Барабанщики стояли на краю площади. Они выбивали сложный ритм на бочонках, ящиках, оловянных горшках, фляжках и даже на выбеленной временем челюсти мула. Посередине площади топталось около полутора десятков мужчин. Кто-то танцевал, кто-то кружился, кто-то раскачивался, кто-то трясся, тогда как зрители криками подбадривали солдат.

К Рафи с Цезарем подошел еще один мужчина, и они втроем направились к длинному глинобитному зданию, где проживали с семьями сержанты.

— Рафи, я хочу познакомить тебя с сержантом Джорджем Карсоном. Сержант Карсон, это мой друг, мистер Рафи Коллинз. Мы с ним очень давно знакомы.

— Рад познакомится с вами, сэр, — отозвался Джордж Карсон. Он не уступал Цезарю ростом, а телосложением был даже крепче. При встрече с сержантом посторонний первым делом обратил бы внимание на пухлые, будто раздувшиеся губы, широкий плоский нос и речь простолюдина, выдававшую в Джордже человека, значительная часть жизни которого прошла на плантации. Впрочем, Рафи знал, что глаза важнее всего, они не солгут, и в глазах Карсона Коллинз увидел пытливый ум и жажду новых знаний: Толковый сержант мог принести роте даже больше пользы, чем толковый капитан, и потому в армии на эту должность старались отбирать лучших.

Тут из офицерской столовой появился полковник Хэтч с женой. За ними по пятам следовала их дочь Бесси. Миссис Хэтч, высокая тощая дама, была затянута в корсет. Под ее острым подбородком и мощной челюстью пенились каскады кружев. Волосы под шляпкой она стянула так сильно, что даже заострились скулы. Женщина что-то громко втолковывала супругу и с недовольным видом прервалась, чтобы тот откозырял сержантам. Запыленные края ее длинной юбки подрагивали оттого, что мисс Хэтч притоптывала в нетерпении ногами.

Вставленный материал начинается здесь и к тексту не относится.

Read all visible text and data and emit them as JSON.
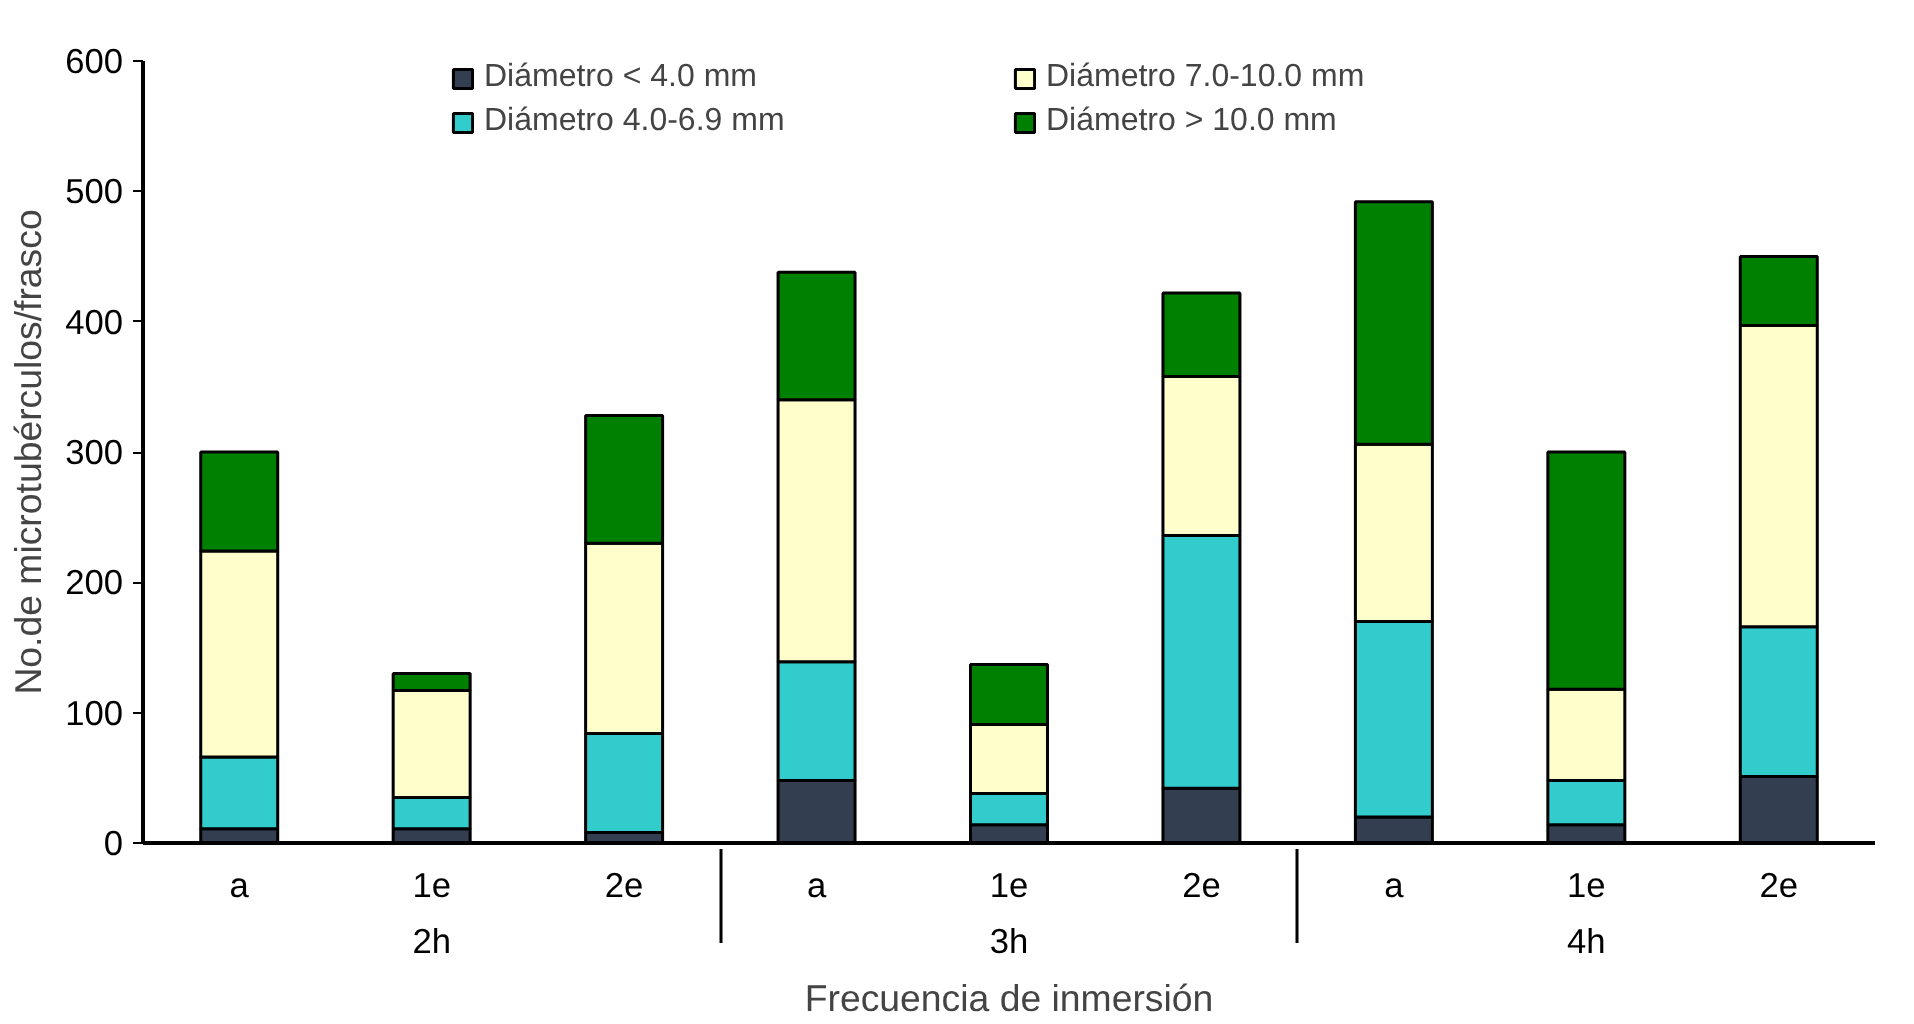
{
  "chart_data": {
    "type": "bar",
    "stacked": true,
    "xlabel": "Frecuencia de inmersión",
    "ylabel": "No.de microtubérculos/frasco",
    "categories": [
      "a",
      "1e",
      "2e",
      "a",
      "1e",
      "2e",
      "a",
      "1e",
      "2e"
    ],
    "annotations": [
      "2h",
      "3h",
      "4h"
    ],
    "series": [
      {
        "name": "Diámetro < 4.0 mm",
        "color": "#333f50",
        "values": [
          11,
          11,
          8,
          48,
          14,
          42,
          20,
          14,
          51
        ]
      },
      {
        "name": "Diámetro 4.0-6.9 mm",
        "color": "#33cccc",
        "values": [
          55,
          24,
          76,
          91,
          24,
          194,
          150,
          34,
          115
        ]
      },
      {
        "name": "Diámetro 7.0-10.0 mm",
        "color": "#ffffcc",
        "values": [
          158,
          82,
          146,
          201,
          53,
          122,
          136,
          70,
          231
        ]
      },
      {
        "name": "Diámetro > 10.0 mm",
        "color": "#008000",
        "values": [
          76,
          13,
          98,
          98,
          46,
          64,
          186,
          182,
          53
        ]
      }
    ],
    "ylim": [
      0,
      600
    ],
    "yticks": [
      0,
      100,
      200,
      300,
      400,
      500,
      600
    ],
    "grid": false,
    "legend": "top"
  }
}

Полковник Хэтч был выше среднего роста — почти метр восемьдесят, но на фоне двух сержантов все равно казался коротышкой. Он являлся обладателем орлиного носа, тонких губ и густых черных усов. Солдаты, верные традиции, называли его Стариком, хотя полковник был на год младше Рафи. Коллинз заметил у Хэтча седину на висках и подумал: «Неужели у меня так же?» Он попытался вспомнить, когда последний раз видел себя в зеркале.

Хэтч бойко откозырял сержантам и поинтересовался:

— Обращением довольны?

— Так точно, сэр, — отозвался Карсон. — Но мы готовы взяться за дело. Чего без толку сидеть в лагере и почем зря пайки трескать?

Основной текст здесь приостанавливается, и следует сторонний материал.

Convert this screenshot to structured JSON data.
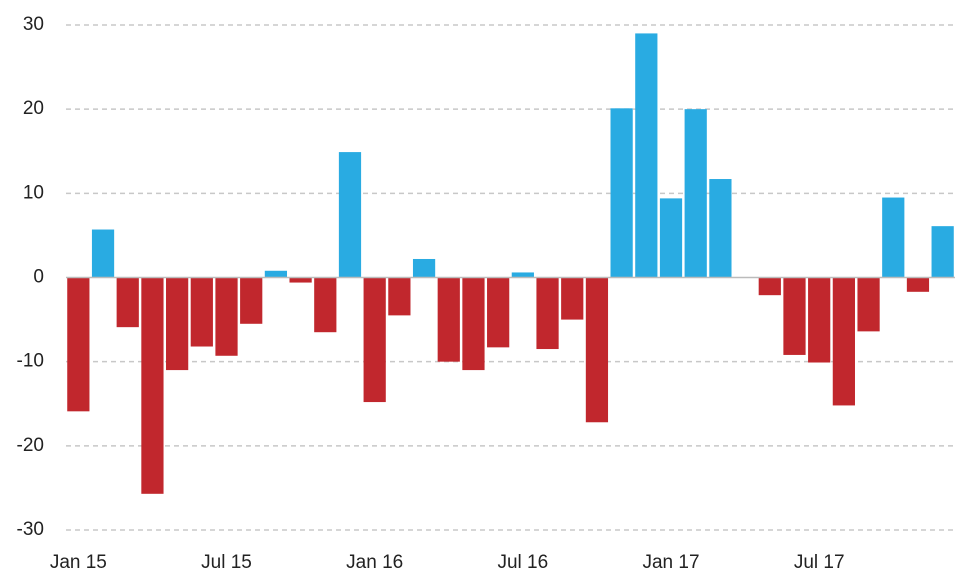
{
  "chart_data": {
    "type": "bar",
    "categories": [
      "Jan 15",
      null,
      null,
      null,
      null,
      null,
      "Jul 15",
      null,
      null,
      null,
      null,
      null,
      "Jan 16",
      null,
      null,
      null,
      null,
      null,
      "Jul 16",
      null,
      null,
      null,
      null,
      null,
      "Jan 17",
      null,
      null,
      null,
      null,
      null,
      "Jul 17",
      null,
      null,
      null,
      null,
      null
    ],
    "values": [
      -15.9,
      5.7,
      -5.9,
      -25.7,
      -11,
      -8.2,
      -9.3,
      -5.5,
      0.8,
      -0.6,
      -6.5,
      14.9,
      -14.8,
      -4.5,
      2.2,
      -10,
      -11,
      -8.3,
      0.6,
      -8.5,
      -5,
      -17.2,
      20.1,
      29,
      9.4,
      20,
      11.7,
      0,
      -2.1,
      -9.2,
      -10.1,
      -15.2,
      -6.4,
      9.5,
      -1.7,
      6.1
    ],
    "positive_color": "#29abe2",
    "negative_color": "#c1272d",
    "ylim": [
      -30,
      30
    ],
    "yticks": [
      -30,
      -20,
      -10,
      0,
      10,
      20,
      30
    ],
    "grid": true
  }
}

Слова сержанта вызвали у Хэтча искренний смех.

— Пойдете в разведку примерно через неделю, как только прибудут новобранцы. Сейчас мы укомплектованы только наполовину.

— Так точно, сэр, но мы можем обойтись и без новобранцев.

— Как раз это я знаю, — улыбнулся полковник.

Хэтч двинулся прочь, а его супруга продолжила свой монолог с того места, на котором ее прервали. Она явно выговаривала полковнику, поскольку Рафи услышал, как Хэтч недовольно воскликнул: «Господи, Хэтти, дай мне спокойно командовать заставой!»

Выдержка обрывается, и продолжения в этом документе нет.